Actions

Ontolog Forum

OntologySummit2014_Hackathon - Project:

Optimized SPARQL performance management via native API

Project roster page: OntologySummit2014_Hackathon_ReferenceDataForSPARQLPeformanceBenchmarking (this page).

Team lead: VictorChernov (MSK, UTC+4) vchernov at nitrosbase.com

Event starts 29th of March 2014 14:00 MSK / 10:00 UTC / 03:00 PST all over the world via mikogo.com (the session # will come later)


The Goals of the project are

Studying the kinds of queries revealing the advantages of one or another RDF database. The goals imply:

  • Selection of a SPARQL subset from SP2Bench
  • Formin a dataset and loading it to all triple-stores.
  • Implementing measurement aids, testing
  • Accurate time measurement, getting min, max, average and median times.
  • Reflection on the results, advantages and disadvantages of the triplestores on each selected query.

The following triplestores will be compared:

The triplestores have the following important advantages:

  • Very high performance on demonstrated on sp2bench benchmark
  • Linux and Windows versions
  • Native API for fast query processing

It is important to use native API for fast query execution. All 3 tools provide native API:

Virtuoso
Jena, Sesame and Virtuoso ODBC RDF Extensions for SPASQL
Stardog
the core SNARL (Stardog Native API for the RDF Language) classes and interfaces
NitrosBase
C++ and .NET native API

We suppose writing additional codes needed for accurate testing:

  • Accurate time measurement;
  • Functions for getting min, max, average and median times;
  • Functions for getting time of scanning through the whole query result;
  • Functions for getting time of retrieving first several records (for example, the first page of web grid);
  • Etc.

The following steps are needed for loading test dataset:

  • Selecting a data subset from sp2bench benchmark
  • Measuring data loading time

Note: Data are considered as loaded as soon as the system is ready to perform a simplest search query. This is done to eliminate background processes (eg. indexing).

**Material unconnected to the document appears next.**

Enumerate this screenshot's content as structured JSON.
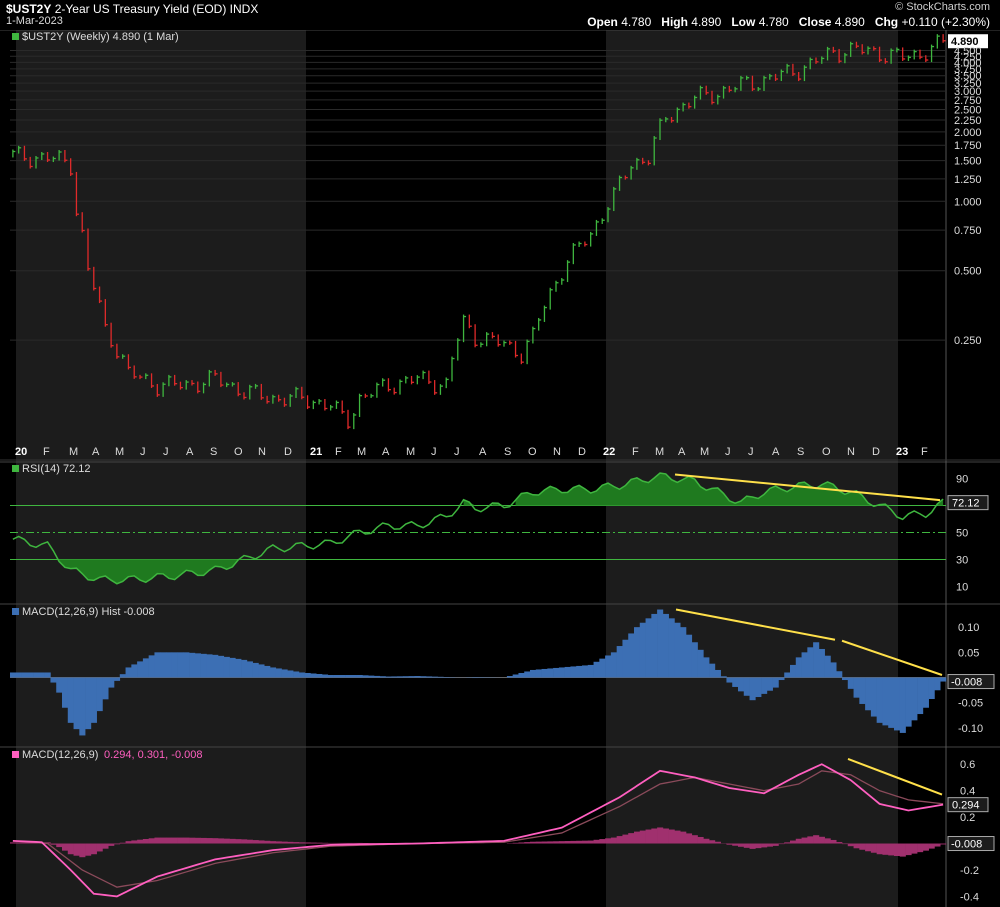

We are going to explore the query execution performance by the databases under consideration (Virtuoso, Stardog, NitrosBase).

The queries should be fairly simple and cover the different techniques, for example:

  • search the small range of values
  • search the big range of values
  • Sorting
  • Aggregation
  • Several different join queries
  • Retrieving part of result
  • Retrieving whole result
  • etc.

Note: During testing each database may allocate a lot of resources, that can affect the performance of other databases. That’s why each test should be stared from system reboot.